To understand the process of noise cancelling, we must first understand a couple of elements found in audio waves. First, there is the crest, which is the top of each wave. Second, we have the wavelength, which is the distance between the top of each crest. Next, we have amplitude, which is how high the peak goes from the level point of the wave. Last, we have trough, which is the opposite of the crest and is the lowest point.
Now that you’ve grasped an understanding of how audio works, let’s take a look at how headphones utilize this technology to produce the sound. Headphones have small diaphragms that are made of paper, metal, or plastic and surrounded with electrodes. When an electrical signal is run through the lines, it makes the material push and pull. By varying the signal, the diaphragm makes the pushing and pulling vary in speed, and this variation in pushing and pulling creates the sound. All types of headphones — from in-ear, on-ear, and around-ear — use this basic method.

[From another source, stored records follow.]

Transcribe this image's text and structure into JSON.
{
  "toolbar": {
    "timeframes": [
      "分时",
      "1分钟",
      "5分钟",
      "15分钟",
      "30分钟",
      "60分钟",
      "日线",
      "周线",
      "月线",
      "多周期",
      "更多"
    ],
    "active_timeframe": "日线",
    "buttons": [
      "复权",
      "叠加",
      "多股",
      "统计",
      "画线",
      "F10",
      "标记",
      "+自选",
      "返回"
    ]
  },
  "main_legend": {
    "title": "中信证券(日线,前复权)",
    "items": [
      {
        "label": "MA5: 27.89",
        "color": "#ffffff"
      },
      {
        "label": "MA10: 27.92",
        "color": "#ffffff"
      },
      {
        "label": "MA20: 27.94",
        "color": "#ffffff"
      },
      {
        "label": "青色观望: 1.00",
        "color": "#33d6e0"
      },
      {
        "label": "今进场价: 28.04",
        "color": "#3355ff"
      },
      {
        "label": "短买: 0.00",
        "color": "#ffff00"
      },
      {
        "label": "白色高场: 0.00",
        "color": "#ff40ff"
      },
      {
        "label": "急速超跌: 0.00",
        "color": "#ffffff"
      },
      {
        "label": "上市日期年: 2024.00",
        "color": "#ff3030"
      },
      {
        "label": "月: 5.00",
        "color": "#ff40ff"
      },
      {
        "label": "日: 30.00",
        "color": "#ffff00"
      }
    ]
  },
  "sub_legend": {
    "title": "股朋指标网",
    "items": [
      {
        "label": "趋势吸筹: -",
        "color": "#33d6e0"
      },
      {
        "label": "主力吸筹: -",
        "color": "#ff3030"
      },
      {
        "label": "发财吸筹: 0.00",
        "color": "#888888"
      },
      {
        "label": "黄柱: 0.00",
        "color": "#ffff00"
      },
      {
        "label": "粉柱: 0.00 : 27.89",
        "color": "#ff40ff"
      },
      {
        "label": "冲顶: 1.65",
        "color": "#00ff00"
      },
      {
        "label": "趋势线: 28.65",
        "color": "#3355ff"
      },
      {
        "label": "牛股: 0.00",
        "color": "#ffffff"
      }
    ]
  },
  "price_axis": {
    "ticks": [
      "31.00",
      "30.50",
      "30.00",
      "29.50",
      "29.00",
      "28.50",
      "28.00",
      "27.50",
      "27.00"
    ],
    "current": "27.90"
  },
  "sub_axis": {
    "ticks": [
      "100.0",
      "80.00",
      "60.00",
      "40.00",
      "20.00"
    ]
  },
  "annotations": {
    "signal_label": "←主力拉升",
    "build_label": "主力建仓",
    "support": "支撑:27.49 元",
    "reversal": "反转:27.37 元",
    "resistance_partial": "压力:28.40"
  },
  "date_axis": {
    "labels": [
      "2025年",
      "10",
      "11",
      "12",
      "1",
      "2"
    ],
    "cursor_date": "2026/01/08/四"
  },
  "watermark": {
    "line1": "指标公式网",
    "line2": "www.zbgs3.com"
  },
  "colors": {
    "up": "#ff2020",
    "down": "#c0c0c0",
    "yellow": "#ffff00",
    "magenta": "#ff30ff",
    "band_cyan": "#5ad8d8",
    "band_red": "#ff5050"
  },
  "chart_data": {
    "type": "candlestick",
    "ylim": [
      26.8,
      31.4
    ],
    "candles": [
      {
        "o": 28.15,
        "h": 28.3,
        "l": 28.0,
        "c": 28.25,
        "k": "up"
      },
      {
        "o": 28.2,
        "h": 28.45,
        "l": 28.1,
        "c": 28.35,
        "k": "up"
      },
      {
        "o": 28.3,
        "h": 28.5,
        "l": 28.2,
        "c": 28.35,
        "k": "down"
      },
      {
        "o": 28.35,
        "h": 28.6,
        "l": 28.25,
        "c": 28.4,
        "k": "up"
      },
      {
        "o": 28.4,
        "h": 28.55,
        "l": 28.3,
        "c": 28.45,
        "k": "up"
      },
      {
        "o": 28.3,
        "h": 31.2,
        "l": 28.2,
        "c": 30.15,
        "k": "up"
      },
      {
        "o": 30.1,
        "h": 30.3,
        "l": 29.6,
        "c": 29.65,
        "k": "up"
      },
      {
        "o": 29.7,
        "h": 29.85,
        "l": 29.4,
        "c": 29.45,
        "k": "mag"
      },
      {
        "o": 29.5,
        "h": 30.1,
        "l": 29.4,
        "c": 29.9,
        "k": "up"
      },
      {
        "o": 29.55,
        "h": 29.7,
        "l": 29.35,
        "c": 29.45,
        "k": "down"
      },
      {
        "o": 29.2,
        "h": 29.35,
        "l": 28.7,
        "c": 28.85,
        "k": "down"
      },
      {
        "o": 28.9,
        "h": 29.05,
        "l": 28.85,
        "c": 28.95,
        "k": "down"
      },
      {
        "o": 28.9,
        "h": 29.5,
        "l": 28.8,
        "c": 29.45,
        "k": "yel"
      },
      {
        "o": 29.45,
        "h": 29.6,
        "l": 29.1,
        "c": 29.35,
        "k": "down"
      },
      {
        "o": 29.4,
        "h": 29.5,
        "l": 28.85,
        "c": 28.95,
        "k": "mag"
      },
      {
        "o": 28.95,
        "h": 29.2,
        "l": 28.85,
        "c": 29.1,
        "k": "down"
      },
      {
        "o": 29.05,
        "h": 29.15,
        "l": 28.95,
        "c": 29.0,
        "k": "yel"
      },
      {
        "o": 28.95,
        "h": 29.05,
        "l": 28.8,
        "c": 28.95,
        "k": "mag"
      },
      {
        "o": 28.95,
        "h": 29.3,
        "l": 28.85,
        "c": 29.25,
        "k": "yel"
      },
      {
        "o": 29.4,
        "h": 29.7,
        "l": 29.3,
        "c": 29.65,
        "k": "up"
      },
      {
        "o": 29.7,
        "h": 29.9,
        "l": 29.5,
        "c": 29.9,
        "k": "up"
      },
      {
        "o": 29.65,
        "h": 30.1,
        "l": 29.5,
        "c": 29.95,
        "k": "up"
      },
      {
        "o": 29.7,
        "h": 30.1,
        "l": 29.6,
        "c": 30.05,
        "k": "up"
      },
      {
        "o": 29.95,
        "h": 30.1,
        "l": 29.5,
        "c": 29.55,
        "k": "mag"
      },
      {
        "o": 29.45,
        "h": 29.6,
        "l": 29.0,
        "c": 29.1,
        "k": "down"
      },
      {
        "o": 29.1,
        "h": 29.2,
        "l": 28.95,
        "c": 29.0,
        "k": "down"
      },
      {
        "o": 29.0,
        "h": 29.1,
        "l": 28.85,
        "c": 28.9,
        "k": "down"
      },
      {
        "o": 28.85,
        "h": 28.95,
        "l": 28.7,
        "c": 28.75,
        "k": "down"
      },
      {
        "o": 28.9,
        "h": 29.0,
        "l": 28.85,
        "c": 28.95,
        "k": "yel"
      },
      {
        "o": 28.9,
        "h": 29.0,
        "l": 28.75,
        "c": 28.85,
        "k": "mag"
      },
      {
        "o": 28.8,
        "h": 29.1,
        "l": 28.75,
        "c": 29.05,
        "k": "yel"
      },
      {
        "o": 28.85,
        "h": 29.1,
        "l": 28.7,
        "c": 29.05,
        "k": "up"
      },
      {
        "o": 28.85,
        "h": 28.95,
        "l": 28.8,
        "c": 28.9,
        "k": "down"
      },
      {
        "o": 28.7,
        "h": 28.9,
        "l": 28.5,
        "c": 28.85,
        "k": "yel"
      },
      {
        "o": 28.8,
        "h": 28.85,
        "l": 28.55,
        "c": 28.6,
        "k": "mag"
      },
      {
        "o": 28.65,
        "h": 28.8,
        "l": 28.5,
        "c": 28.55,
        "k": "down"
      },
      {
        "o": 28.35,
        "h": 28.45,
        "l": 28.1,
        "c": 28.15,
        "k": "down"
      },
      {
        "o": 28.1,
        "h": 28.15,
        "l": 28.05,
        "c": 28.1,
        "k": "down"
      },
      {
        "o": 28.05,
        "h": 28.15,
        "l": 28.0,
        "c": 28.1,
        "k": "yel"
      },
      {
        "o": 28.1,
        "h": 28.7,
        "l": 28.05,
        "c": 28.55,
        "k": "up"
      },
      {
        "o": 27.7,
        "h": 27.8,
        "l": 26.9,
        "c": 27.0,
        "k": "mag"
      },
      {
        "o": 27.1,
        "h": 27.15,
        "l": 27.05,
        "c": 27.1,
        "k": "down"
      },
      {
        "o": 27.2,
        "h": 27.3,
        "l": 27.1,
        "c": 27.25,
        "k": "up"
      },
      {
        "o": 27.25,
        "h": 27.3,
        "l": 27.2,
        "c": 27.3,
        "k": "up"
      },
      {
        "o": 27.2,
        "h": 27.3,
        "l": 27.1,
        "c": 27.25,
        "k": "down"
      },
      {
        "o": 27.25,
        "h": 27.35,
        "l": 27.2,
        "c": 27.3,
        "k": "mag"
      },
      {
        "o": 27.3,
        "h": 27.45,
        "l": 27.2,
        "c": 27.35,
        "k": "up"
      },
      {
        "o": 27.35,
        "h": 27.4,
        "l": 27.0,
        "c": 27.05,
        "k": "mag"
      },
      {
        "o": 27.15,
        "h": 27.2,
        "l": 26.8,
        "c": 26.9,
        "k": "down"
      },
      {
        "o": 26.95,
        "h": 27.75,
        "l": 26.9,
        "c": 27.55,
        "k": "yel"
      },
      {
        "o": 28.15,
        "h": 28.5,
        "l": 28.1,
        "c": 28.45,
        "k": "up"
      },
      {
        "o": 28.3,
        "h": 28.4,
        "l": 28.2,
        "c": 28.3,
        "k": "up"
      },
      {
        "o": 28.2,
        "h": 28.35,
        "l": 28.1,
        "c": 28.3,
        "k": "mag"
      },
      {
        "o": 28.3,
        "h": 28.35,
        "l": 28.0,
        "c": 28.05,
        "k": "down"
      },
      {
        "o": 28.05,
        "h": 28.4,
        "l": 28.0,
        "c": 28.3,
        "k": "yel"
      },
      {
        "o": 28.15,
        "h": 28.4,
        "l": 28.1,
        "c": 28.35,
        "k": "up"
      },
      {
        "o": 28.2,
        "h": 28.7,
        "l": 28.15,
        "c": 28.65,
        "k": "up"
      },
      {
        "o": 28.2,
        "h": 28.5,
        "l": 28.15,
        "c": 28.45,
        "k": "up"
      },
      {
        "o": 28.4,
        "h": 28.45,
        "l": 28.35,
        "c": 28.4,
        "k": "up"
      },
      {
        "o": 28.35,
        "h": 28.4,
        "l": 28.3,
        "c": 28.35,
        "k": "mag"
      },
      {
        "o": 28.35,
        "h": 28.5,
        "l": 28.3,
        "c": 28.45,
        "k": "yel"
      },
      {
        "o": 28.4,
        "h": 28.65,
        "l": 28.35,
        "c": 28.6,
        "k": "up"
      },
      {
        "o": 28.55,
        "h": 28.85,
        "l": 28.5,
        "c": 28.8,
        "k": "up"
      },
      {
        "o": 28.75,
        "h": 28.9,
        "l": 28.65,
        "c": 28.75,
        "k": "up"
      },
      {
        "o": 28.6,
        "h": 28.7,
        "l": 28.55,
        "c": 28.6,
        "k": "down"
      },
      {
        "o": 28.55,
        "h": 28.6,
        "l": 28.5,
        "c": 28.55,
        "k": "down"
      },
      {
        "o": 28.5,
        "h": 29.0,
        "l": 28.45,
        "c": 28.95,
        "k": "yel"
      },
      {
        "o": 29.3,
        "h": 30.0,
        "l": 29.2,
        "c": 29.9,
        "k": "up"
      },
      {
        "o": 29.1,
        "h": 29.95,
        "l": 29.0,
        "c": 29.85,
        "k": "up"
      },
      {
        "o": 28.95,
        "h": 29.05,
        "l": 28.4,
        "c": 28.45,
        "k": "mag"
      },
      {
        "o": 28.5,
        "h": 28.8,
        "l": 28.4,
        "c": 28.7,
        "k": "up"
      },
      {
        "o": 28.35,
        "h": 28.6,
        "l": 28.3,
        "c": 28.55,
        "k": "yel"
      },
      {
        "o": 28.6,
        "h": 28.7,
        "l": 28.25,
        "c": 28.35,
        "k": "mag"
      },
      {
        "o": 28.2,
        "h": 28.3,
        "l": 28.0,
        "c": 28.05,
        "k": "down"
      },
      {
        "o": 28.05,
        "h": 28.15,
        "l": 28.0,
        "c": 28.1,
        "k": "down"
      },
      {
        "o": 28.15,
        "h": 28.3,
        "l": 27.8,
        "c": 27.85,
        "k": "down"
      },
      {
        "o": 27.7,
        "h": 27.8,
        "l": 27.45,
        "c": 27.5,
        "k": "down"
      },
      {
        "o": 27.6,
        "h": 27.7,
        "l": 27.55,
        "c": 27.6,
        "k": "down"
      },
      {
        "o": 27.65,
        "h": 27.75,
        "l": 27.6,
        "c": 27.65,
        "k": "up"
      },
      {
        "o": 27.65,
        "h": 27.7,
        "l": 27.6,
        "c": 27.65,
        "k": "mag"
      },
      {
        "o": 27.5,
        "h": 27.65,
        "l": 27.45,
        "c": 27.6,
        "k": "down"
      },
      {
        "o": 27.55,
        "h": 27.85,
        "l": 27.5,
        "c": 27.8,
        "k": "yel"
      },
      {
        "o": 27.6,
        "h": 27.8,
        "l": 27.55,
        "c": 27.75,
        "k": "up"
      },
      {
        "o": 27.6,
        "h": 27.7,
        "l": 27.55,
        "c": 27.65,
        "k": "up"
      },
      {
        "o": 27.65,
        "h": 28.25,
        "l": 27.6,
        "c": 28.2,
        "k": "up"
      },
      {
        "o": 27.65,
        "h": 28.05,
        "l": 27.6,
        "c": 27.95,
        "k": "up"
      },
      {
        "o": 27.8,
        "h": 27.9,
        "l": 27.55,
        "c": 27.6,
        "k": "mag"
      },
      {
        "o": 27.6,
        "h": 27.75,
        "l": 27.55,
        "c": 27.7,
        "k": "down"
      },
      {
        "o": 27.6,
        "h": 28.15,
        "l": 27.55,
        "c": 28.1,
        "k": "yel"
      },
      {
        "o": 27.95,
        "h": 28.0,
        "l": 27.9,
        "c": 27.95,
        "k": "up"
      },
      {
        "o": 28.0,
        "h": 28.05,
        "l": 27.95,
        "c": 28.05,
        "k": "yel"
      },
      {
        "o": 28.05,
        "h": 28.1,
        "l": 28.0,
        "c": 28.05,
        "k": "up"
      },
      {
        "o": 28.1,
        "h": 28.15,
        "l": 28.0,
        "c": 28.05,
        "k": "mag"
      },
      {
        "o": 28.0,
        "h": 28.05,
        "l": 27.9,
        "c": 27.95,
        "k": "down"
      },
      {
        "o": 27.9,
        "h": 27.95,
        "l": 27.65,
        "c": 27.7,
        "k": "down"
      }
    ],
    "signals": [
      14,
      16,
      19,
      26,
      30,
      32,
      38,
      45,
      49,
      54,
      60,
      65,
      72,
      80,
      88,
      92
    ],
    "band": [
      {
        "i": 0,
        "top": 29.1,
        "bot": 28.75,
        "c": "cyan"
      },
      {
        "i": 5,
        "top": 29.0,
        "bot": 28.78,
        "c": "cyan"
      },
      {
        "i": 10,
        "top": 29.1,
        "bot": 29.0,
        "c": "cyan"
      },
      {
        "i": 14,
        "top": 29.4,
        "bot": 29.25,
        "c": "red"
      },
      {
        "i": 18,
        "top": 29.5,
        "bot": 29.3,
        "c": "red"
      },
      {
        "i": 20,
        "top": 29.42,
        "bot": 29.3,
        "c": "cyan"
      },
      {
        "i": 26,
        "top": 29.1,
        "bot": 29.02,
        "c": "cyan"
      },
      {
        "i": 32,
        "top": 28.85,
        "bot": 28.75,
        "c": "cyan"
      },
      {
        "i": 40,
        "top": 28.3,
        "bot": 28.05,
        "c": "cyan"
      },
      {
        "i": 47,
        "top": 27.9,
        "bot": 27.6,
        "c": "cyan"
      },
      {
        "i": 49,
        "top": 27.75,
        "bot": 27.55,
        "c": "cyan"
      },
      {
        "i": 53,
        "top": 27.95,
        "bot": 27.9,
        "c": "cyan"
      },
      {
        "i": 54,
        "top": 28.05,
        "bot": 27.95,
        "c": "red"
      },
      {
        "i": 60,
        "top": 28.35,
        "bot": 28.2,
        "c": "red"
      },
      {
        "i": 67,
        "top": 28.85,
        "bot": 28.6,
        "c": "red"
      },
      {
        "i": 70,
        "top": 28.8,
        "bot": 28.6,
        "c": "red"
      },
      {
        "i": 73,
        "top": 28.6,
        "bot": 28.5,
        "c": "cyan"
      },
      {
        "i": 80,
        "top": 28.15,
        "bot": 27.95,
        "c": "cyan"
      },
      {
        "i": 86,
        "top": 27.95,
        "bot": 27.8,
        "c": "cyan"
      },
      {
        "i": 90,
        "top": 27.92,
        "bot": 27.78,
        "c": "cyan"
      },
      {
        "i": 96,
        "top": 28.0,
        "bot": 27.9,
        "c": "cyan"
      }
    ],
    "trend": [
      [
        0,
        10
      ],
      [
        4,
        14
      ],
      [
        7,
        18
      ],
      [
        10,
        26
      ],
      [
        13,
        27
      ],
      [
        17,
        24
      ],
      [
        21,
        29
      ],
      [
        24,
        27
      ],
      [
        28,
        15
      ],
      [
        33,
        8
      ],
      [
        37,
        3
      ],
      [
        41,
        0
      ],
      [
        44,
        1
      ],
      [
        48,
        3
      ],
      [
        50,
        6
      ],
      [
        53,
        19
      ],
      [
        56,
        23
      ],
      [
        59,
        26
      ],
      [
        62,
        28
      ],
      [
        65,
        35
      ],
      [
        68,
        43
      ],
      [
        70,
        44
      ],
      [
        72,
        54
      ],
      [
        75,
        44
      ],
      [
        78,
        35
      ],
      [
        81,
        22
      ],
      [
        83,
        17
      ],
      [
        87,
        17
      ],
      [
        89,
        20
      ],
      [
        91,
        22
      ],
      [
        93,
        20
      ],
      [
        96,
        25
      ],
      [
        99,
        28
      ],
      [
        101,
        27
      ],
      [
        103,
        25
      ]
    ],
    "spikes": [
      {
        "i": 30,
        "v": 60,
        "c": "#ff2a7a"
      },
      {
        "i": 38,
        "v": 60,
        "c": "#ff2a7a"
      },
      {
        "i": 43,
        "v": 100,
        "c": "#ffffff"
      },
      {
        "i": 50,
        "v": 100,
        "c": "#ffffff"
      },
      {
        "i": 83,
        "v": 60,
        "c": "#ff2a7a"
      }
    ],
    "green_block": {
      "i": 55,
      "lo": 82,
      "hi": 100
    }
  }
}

Now that we know how your ears receive the sound, we can get into the meat of the matter: how noise cancellation works. There are two type of cancellation: active and passive. Passive noise cancellation is pretty simple. Headphones that use this method are usually packed with high-density foam and are designed to keep the sound of the headphones feeding into your ears while the foam acts as a barrier between your ears and the sound to which you’re listening. Passive noise cancellation headphones are on the low-end of the price spectrum and provide adequate noise cancelling. On the higher end of the price spectrum, we have active noise cancelling, which will cost you more money but provide a better shield between you and the outside world. Among the most popular active noise cancelling headphones are the ones made by Bose. Active noise cancelling headphones do everything that passive ones do, but have the added ability to actively silence low-end sounds.
Active noise cancelling headphones make their own sound waves to battle the ones trying to destroy your audio experience. They usually require a battery to be powered and the process by which these sound waves are created can be complicated. The simple way of explaining this is that the active noise cancelling headphones will recreate the wavelength trying to enter the headphones and output the wavelength in the direction of the obstructive noise. When both of these sound waves hit each other, they dissipate thanks to the intervening void that’s created.
Active noise cancelling headphones have their own elements that help block out sound. They include microphones, their own circuitry, dedicated speakers for each side of the headphones, and a battery. All of these elements are dedicated to analyzing and counteracting the ambient noise. With technology like this, the headphones are able to reduce about 20 decibels of sound, meaning that about 70% of any incoming noise is blocked from entering your ears. This is the basic technology behind Bose headphones and others like them.
It’s a common complaint by users that, while these headphones are great for cancelling out unwanted noises, they lose the ability to properly recreate both the ultra-high and ultra-low sounds that are needed for most audio producers trying to do audio checks or productions. Although the people who I talk with say that, even for the downside of the loss of two ends of the spectrum, they would never go back to regular headphones again because of the advantages of the sound isolation inside of noise cancelling headphones.